Le cinéma américain ne compte pas tant que cela de femmes réalisatrices, et on pourrait imaginer que Wanda, qui met en scène une jeune femme dénommée ainsi, offre une image valorisée de celle-ci. Pas vraiment. Quand le film commence, Wanda se réveille sur un canapé, dans une maison qui n’est pas la sienne, occupée par une famille avec un enfant en bas âge et une grand-mère. Wanda peine à se réveiller, elle a pris sa tête entre ses mains, avec ses cheveux blonds à la coiffure désordonnée. Barbara Loden s’accordera d’ailleurs un drôle de physique durant tout le film, elle qui était d’une grande beauté – mais cet aspect d’elle-même, comme les autres, indiffère Wanda, jusqu’à porter d’affreux bigoudis au début de son périple. Wanda est partie de chez elle. Ce n’est pas l’histoire d’une fugue, mais d’une rupture. Wanda coupe les ponts avec la vie qu’elle menait. Non qu’elle sache où elle va. Elle abandonne ses enfants, son mari, son domicile parce que cela ne lui plaît pas, ne l’intéresse pas. Mauvaise mère, mauvaise épouse, mauvaise femme au foyer, sans aucun doute, mais parce qu’elle ne trouve rien pour elle dans ces rôles. Wanda est un tout petit point blanc, insignifiant, dans un paysage gris : ainsi apparaît-elle dans un très long plan séquence. Elle n’est pas non plus une bonne travailleuse, comme le lui fait comprendre son ancien employeur, à qui elle est venue demander en vain un reliquat de salaire. En réalité, c’est l’un des tours de force de Wanda  : celui de montrer le vide, la vacuité qui règne chez une personne. Wanda est ainsi : si elle sait ce qu’elle ne veut pas – son mari, ses enfants… –, elle ignore totalement la nature de ce qu’elle désire, d’où cette passivité qui est la première de ses caractéristiques.

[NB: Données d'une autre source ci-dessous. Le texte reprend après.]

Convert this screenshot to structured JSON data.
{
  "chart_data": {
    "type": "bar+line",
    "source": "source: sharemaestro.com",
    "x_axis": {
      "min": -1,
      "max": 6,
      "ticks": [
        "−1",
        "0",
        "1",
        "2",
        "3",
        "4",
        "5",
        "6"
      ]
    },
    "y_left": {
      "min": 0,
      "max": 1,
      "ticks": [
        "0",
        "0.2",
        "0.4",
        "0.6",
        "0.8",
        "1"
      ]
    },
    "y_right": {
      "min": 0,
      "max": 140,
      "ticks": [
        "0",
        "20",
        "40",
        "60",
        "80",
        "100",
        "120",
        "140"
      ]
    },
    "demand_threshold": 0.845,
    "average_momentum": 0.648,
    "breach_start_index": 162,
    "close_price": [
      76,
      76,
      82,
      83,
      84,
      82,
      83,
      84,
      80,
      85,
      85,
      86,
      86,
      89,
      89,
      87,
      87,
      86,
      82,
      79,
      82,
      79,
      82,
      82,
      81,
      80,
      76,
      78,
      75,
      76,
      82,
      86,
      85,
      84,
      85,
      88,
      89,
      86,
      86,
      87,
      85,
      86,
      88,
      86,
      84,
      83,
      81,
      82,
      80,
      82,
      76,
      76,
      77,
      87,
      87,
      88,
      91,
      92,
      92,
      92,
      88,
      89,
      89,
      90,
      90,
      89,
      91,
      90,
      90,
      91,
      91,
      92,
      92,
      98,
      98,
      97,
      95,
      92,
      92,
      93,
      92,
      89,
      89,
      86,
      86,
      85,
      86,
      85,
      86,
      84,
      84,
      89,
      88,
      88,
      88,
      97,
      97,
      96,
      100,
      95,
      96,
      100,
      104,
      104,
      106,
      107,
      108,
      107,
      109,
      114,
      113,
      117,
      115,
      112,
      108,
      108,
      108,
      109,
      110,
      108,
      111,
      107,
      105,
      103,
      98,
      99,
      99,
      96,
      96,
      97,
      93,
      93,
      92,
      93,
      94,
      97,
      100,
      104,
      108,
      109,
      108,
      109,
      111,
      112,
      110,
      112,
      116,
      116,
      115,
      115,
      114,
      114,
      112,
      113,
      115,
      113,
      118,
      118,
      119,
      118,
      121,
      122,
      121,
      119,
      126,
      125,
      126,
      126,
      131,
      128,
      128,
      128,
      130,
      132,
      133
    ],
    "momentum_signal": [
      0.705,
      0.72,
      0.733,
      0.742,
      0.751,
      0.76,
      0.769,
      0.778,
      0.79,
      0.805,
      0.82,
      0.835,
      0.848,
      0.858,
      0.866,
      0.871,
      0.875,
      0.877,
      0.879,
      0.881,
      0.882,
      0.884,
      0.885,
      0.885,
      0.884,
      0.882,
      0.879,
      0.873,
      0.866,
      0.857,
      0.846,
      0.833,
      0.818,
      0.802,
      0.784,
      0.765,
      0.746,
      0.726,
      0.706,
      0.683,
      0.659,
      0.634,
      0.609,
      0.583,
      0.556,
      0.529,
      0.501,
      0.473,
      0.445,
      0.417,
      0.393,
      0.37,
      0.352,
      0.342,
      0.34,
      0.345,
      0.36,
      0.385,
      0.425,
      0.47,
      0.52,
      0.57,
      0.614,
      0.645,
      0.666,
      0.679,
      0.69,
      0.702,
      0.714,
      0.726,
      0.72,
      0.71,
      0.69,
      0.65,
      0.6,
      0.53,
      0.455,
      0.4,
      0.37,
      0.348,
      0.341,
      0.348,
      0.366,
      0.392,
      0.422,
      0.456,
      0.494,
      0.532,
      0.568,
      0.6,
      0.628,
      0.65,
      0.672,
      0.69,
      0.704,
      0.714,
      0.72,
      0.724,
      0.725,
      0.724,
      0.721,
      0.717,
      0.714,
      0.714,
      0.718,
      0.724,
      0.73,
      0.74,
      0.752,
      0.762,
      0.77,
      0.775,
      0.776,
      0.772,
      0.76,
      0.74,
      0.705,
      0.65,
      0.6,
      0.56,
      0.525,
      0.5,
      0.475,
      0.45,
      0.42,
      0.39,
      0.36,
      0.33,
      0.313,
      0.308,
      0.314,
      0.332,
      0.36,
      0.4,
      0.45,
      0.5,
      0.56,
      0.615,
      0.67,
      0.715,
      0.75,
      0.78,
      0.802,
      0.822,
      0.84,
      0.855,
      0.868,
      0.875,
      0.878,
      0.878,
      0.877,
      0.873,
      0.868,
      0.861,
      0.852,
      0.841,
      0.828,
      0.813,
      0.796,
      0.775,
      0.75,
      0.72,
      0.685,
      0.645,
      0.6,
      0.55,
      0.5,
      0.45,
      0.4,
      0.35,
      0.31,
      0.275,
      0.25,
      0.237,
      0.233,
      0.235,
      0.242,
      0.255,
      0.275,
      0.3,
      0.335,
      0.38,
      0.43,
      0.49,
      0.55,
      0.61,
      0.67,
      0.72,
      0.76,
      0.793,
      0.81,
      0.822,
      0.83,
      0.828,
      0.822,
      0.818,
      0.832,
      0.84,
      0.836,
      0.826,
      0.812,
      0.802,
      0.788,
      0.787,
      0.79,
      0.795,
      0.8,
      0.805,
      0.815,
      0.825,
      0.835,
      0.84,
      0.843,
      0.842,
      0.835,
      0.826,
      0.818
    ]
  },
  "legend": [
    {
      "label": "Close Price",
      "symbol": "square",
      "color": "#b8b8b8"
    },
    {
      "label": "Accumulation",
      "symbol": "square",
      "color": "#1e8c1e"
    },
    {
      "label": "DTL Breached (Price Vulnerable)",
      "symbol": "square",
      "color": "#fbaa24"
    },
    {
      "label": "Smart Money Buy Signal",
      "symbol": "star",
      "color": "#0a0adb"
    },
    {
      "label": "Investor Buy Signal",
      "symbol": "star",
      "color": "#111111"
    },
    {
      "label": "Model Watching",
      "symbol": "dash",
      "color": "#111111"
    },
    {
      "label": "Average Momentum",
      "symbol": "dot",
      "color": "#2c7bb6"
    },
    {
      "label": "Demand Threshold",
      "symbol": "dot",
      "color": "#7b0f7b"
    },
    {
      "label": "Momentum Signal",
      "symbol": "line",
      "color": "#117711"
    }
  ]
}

« On ne saura jamais d’où vient la blessure qui condamne Wanda à la désolation, on ne saura jamais quelle ancienne trahison ou quel abandon lointain l’ont plongée dans ce désarroi sans aspérités et sans partage, on ne saura pas non plus de quelle perte, de quelle absence, elle ne peut se consoler […]. Son visage, le visage de Wanda, fermé, triste, obstiné. » Ces lignes sont de Nathalie Léger, qui a publié en 2012 [^2] Supplément à la vie de Barbara Loden, livre profond et saisissant dont la (re)lecture vient enrichir la nouvelle sortie de Wanda. Sur la route sans but de Wanda, il y a forcément des hommes. Ceux-là ne sont pas davantage vus comme des héros. Wanda développe même à leur endroit une vision à l’ironie cinglante. Tous, égoïstes et veules, voient Wanda comme une proie sexuelle. Ils ont aussi l’allure de ratés. C’est le cas flagrant de Mr. Dennis, truand de tout petit calibre, auquel Wanda va se retrouver par hasard associée. Mr Dennis et Wanda, tous les deux fantastiquement interprétés par Michael Higgins et Barbara Loden (ce rôle n’était « pas difficile » pour elle, a-t-elle confié plus tard, parce qu’elle avait longtemps été, à l’image du personnage féminin, une « morte-vivante » ), forment un duo de cinéma exceptionnel. Lui, anxieux, grave, désagréable ; elle, soumise, distraite, disponible. Dans une scène où on les voit dans un lit, il en occupe le centre tandis qu’elle se tient tout au bord, sur un côté. Quand elle veut lui passer une main tendre sur le front, il s’écarte violemment et la rembarre avec ces mots parce qu’elle se justifie en lui disant qu’elle a voulu être gentille : « Je n’aime pas les gens gentils. » Puis il lui demande, en pleine nuit, d’aller lui chercher des hot-dogs. L’assemblage a quelque chose de cocasse et de pathétique, mais, pour Wanda, s’ajoute à l’« aventure » avec Mr. Dennis un sentiment qu’elle ignorait : on s’intéresse à elle, même si c’est avec muflerie. Et c’est en prêtant main-forte à ce gangster au bras cassé, dans la réalisation d’un coup foireux, que Wanda va se mettre à exister. Plus encore : Mr. Dennis lui lancera à un moment donné qu’elle s’est « bien débrouillée », et donc lui offrira une reconnaissance que nul ne lui avait encore accordée.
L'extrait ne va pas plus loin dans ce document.